Cuento «Morelos» por Argentina Linares

Ya llevaba varios minutos reposando la chancla sobre el billete a la par de los movimientos de Mariana. Eran cincuenta varos, mi pie reposaba en el rostro de Morelos, era mío; lo sentí con la fuerza de mis venas hincharse hasta llegar a mi pecho cuando Mariana comenzó a platicarme sobre la primaria y la tarea de los niños. El billete era brillante, lo vi desde lejos, debía ser para mí. Morelos así lo quería, fantaseé con que alguna señora llegaría al mercado pensando pagar el kilo de jitomate con aquel reluciente billete, y tan sólo la palpitación de su pecho causada por la ansiedad de no encontrarlo me produjo un placer tan incesante que me provocó una sonrisa maliciosa.

Pero no puedo recogerlo, no puedo apropiármelo. Justo iba a levantarlo cuando llegó Mariana, y si algo la distingue es su plática inacabable, su lengua enorme de vaca, su boca tan grande y color carmín, su fiereza por señalar aquel y este detalle de los quince años de fulanita, de la ropa de menganita, del divorcio de zutanita. Y yo no dejo de pensar en mi billete. Echo una mirada al suelo y veo que no se notan las esquinas rosas sobresalir de mi sandalia, temo que Mariana pueda darse cuenta, ya imagino: —Invítate algo canija. Alargando la última vocal de tal manera que terminaría cediendo.

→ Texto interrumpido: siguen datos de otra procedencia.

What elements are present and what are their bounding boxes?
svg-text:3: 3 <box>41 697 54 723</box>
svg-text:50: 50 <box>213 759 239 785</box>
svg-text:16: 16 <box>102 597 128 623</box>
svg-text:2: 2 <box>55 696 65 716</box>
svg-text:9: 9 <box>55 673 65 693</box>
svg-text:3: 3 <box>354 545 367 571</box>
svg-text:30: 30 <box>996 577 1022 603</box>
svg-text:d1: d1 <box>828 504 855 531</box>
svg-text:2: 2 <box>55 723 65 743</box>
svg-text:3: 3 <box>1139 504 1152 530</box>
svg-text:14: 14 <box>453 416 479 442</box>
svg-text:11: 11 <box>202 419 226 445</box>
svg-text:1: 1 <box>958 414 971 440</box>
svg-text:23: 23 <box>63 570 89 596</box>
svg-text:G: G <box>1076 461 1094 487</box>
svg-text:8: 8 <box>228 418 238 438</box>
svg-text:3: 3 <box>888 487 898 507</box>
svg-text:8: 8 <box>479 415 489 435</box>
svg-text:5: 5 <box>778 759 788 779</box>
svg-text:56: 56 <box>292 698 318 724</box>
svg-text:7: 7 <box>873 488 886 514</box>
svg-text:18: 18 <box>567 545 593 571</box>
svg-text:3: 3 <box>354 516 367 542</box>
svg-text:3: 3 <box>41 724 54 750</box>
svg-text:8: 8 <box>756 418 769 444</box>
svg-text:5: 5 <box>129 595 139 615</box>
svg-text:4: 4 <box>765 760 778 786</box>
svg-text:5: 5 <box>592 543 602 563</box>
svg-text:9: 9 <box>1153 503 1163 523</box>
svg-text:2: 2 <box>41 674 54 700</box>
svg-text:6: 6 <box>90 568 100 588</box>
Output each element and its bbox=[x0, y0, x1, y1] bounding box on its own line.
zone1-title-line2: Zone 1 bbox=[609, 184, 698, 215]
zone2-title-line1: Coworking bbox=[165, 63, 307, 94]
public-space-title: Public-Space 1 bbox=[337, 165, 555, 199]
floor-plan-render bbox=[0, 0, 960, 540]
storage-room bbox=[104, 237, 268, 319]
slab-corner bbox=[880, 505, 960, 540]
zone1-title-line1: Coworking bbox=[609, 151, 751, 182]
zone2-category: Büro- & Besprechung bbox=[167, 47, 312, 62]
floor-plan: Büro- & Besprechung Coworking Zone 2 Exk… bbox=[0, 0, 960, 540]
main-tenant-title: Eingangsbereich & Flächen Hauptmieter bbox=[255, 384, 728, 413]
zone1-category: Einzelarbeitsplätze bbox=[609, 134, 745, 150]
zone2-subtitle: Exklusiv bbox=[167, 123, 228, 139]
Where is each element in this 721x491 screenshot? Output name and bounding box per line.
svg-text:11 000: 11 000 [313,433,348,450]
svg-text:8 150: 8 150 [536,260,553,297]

Me zarandea un poco, me hace observar tal y cual edificio, me hace mirar con el rabillo del ojo el recién embarazo de la hija de Jimena que acaba de cumplir dieciséis años. Ruego por mi billete, por el rostro de Morelos, por el número de serie, por la marca de agua, por los relieves sensibles al tacto, pero sobre todo ruego por todo lo que me compraré con los cincuenta varos; justo el billete que necesito para acabar de pagar la blusa que aparté en la boutique de zuleyma. Mariana finaliza su charla, pide que la acompañe a tomar el transporte y me niego, me niego con la fuerza que cincuenta pesos me han hecho merecerlos sin haberlos sudado con mi propia frente. Mariana mira el reloj, pega un extraño brinco y se larga al fin. Me alivio, mi frente comienza a refrescarse por el sudor que ya empezaba a derramar a causa del desespero, levanto lentamente mi pie, me inclino sólo lo necesario como para acariciar aquel rostro tan terso de Pavón, pero un color chillante hace que casi pierda el equilibrio, no hay marcas de agua, el rostro de Pavón no era terso sino áspero y la leyenda “juguete didáctico” me desmoronó al fin. Aquel billete era falso.